I wrote most of the first one during my lunch hours at work. I worked for a law firm in a building that had a huge cafeteria in the basement. I went to the cafeteria every day at lunch and write furiously for fifty minutes. The manuscript that resulted was written on note pads, notebooks, loose leaf paper, and a variety of other whatever-I-could-grab-to-write-on material, including a few napkins, probably. I've never even tried to type it up because I would not know where to look for the beginning. Writing that story took months, but I loved every minute of the process, even if the ultimate result was an unholy mess.

I wrote the other stories when my daughter was very small. I wrote one when my daughter was a baby and I was not working. The others I wrote after I went back to work part time. The only time I ever called in sick when I wasn't actually ill was the day I finished the first draft of my fourth novel. I had so many ideas bubbling up and I was so excited about the ending I had envisioned, I called in sick, took my daughter to day care, and spent the entire day furiously writing and sobbing joyfully (because the story had an absolutely marvelous ending).

After that, I quit writing fiction for years. It was too intense, too demanding, too scary. Instead, I kept a journal. I wrote all kinds of first person essays that I kept in folder on my computer (I was blogging before there was such a thing). I carefully steered clear of fiction because I was not willing to surrender to the process of writing to the degree fiction demands. I even stopped reading fiction for the most part, focusing almost exclusively on reading  theology for years. 

During that period, we moved from Ohio to Florida. The emotional aftermath of that took years to process. Shortly thereafter, my father died. I wrote furiously in my Journal. Fiction writing was totally out of the question at that point in my life. I wasn't strong enough to risk it.

In 2006, I discovered blogging. I wrote two different blogs, one that involved serious reflections and the other my lame attempts at writing humorous observation. I'm very proud of some of the stuff I wrote during that period. In early 2008, I switched identities and combined all my writing on one blog.  This blog is kind of all over the place, and it probably violates all the "rules" for what a good blog might be, but I like some of the stuff I have written here.  The crap in between the gems is merely there as a testament to my commitment to write regularly. When I'm not blogging, I'm writing fiction. When I hit a dry spell writing fiction, I blog. Either way, I'm writing nearly every single day.

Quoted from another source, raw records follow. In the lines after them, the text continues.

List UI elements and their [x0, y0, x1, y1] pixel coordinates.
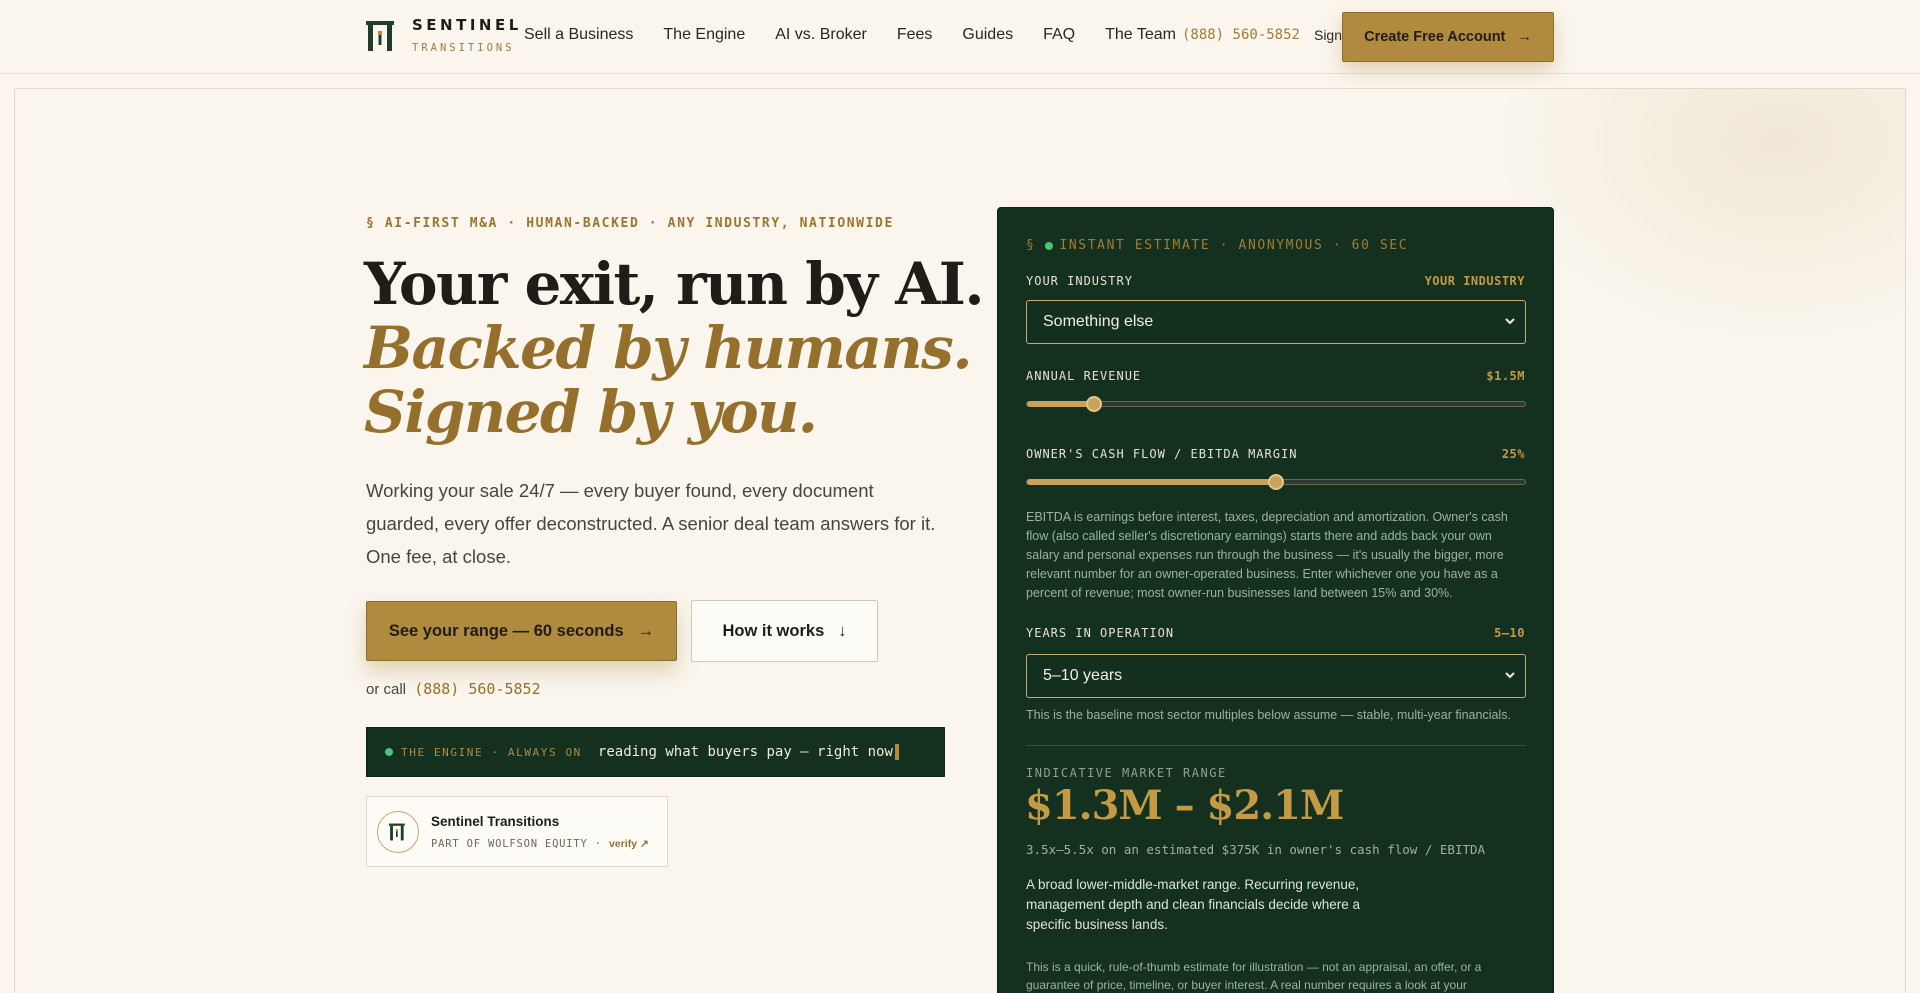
- headline-line-2: Backed by humans.: [364, 314, 973, 382]
- nav-faq[interactable]: FAQ: [1043, 26, 1075, 44]
- hero-phone-link[interactable]: (888) 560-5852: [414, 680, 540, 698]
- nav-fees[interactable]: Fees: [897, 26, 933, 44]
- arrow-down-icon: ↓: [838, 621, 847, 640]
- revenue-label: ANNUAL REVENUE: [1026, 369, 1142, 383]
- badge-logo-icon: [377, 810, 419, 853]
- how-it-works-label: How it works: [722, 621, 825, 640]
- years-select[interactable]: 5–10 years: [1026, 654, 1526, 698]
- arrow-right-icon: →: [1517, 29, 1532, 45]
- divider: [1026, 745, 1526, 746]
- estimate-eyebrow: § INSTANT ESTIMATE · ANONYMOUS · 60 SEC: [1026, 238, 1408, 253]
- headline-line-3: Signed by you.: [364, 378, 818, 446]
- margin-help-text: EBITDA is earnings before interest, taxe…: [1026, 510, 1508, 600]
- status-dot-icon: [385, 748, 393, 756]
- hero-eyebrow: § AI-FIRST M&A · HUMAN-BACKED · ANY INDU…: [366, 216, 894, 231]
- nav-the-engine[interactable]: The Engine: [663, 26, 745, 44]
- revenue-slider[interactable]: [1026, 396, 1526, 412]
- industry-label: YOUR INDUSTRY: [1026, 274, 1133, 288]
- create-account-label: Create Free Account: [1364, 29, 1506, 45]
- nav-ai-vs-broker[interactable]: AI vs. Broker: [775, 26, 867, 44]
- margin-label: OWNER'S CASH FLOW / EBITDA MARGIN: [1026, 447, 1298, 461]
- margin-slider-thumb[interactable]: [1268, 474, 1284, 490]
- verify-link[interactable]: verify ↗: [609, 838, 649, 850]
- see-range-label: See your range — 60 seconds: [388, 621, 624, 640]
- industry-select[interactable]: Something else: [1026, 300, 1526, 344]
- hero-lede: Working your sale 24/7 — every buyer fou…: [366, 480, 936, 567]
- nav-sell-a-business[interactable]: Sell a Business: [524, 26, 633, 44]
- years-help-text: This is the baseline most sector multipl…: [1026, 708, 1511, 722]
- engine-text: reading what buyers pay — right now: [597, 744, 893, 760]
- nav-phone-link[interactable]: (888) 560-5852: [1182, 27, 1300, 43]
- badge-sub: PART OF WOLFSON EQUITY · verify ↗: [431, 838, 649, 850]
- revenue-value: $1.5M: [1486, 369, 1525, 383]
- multiple-text: 3.5x–5.5x on an estimated $375K in owner…: [1026, 842, 1486, 857]
- estimate-card: § INSTANT ESTIMATE · ANONYMOUS · 60 SEC …: [997, 207, 1554, 993]
- range-label: INDICATIVE MARKET RANGE: [1026, 766, 1227, 780]
- create-account-button[interactable]: Create Free Account →: [1342, 12, 1554, 62]
- industry-selected: Something else: [1043, 313, 1154, 330]
- margin-slider[interactable]: [1026, 474, 1526, 490]
- years-selected: 5–10 years: [1043, 667, 1123, 684]
- logo[interactable]: SENTINEL TRANSITIONS: [366, 18, 522, 54]
- nav-the-team[interactable]: The Team: [1105, 26, 1176, 44]
- margin-slider-fill: [1027, 479, 1276, 485]
- disclaimer-text: This is a quick, rule-of-thumb estimate …: [1026, 960, 1482, 992]
- arrow-right-icon: →: [637, 621, 655, 640]
- logo-mark-icon: [366, 20, 394, 51]
- status-dot-icon: [1045, 241, 1054, 250]
- years-value: 5–10: [1494, 626, 1525, 640]
- range-description: A broad lower-middle-market range. Recur…: [1026, 877, 1360, 932]
- margin-value: 25%: [1501, 447, 1525, 461]
- site-header: SENTINEL TRANSITIONS Sell a Business The…: [0, 0, 1920, 74]
- main-nav: Sell a Business The Engine AI vs. Broker…: [524, 26, 1357, 44]
- engine-label: THE ENGINE · ALWAYS ON: [401, 745, 582, 759]
- estimate-eyebrow-text: INSTANT ESTIMATE · ANONYMOUS · 60 SEC: [1059, 238, 1409, 253]
- industry-value: YOUR INDUSTRY: [1424, 274, 1525, 288]
- market-range: $1.3M – $2.1M: [1025, 782, 1344, 829]
- see-range-button[interactable]: See your range — 60 seconds →: [366, 601, 677, 661]
- chevron-down-icon: [1505, 318, 1515, 325]
- section-mark: §: [1026, 238, 1036, 253]
- badge-parent: PART OF WOLFSON EQUITY ·: [431, 837, 602, 850]
- hero-headline: Your exit, run by AI. Backed by humans. …: [364, 250, 985, 446]
- brand-sub: TRANSITIONS: [412, 42, 515, 54]
- how-it-works-button[interactable]: How it works ↓: [691, 600, 878, 662]
- brand-name: SENTINEL: [412, 16, 522, 34]
- headline-line-1: Your exit, run by AI.: [364, 250, 985, 318]
- cursor-caret-icon: [894, 744, 899, 760]
- revenue-slider-thumb[interactable]: [1086, 396, 1103, 412]
- or-call-line: or call (888) 560-5852: [366, 680, 541, 698]
- nav-guides[interactable]: Guides: [962, 26, 1013, 44]
- years-label: YEARS IN OPERATION: [1026, 626, 1175, 640]
- engine-ticker: THE ENGINE · ALWAYS ON reading what buye…: [366, 727, 945, 777]
- revenue-slider-fill: [1027, 401, 1095, 407]
- chevron-down-icon: [1505, 672, 1515, 679]
- badge-name: Sentinel Transitions: [431, 813, 560, 829]
- or-call-text: or call: [366, 681, 407, 698]
- ownership-badge: Sentinel Transitions PART OF WOLFSON EQU…: [366, 796, 668, 867]
- hero-frame: [14, 88, 1906, 993]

In September 2005, Always Faithful was born. I was lying in the pool, half asleep and feeling really awful about our country, what with the wars, Hurricane Katrina, George Bush, etc.  I started contemplating what was good and decent about America.  I started thinking about growing up in the midwest, with people who believed in the real American values and were living the American Dream.  Two characters suddenly appeared to me. They insisted I get out of the pool, go inside and write down their story. 

I finished the first draft in something like six weeks. Since then, I have written nine complete novel manuscripts. [I type a lot faster than I could write longhand, and I can type for hours without getting writers cramp!] I have two more in progress right now. I wrote all that in about three and a half years, while blogging quite a lot and working full time at a job that involves a LOT of writing. Holy cow! I must be nuts, or I had stored up a lot of stuff over the years. 

The key that opened the flood-gates was making the commitment to write something every day. Sometime in early 2005 I ran across the quote that said: "Would-be writers write when they are inspired. Real writers write every day." I made the commitment to write every day. Immediately, the quality of my writing began to improve. I found stories popping up from everywhere, demanding to be written.

I obeyed my characters' bidding to write their story, and I've written a bunch of other stories as well. I have barely taken a break. Lately it has started feeling a bit more like a chore than my greatest passion. I am committed to taking a break from fiction for a few weeks in the belief that it will allow me to fall in love with it again, and (maybe) allow some new ideas for future projects to bubble to the surface.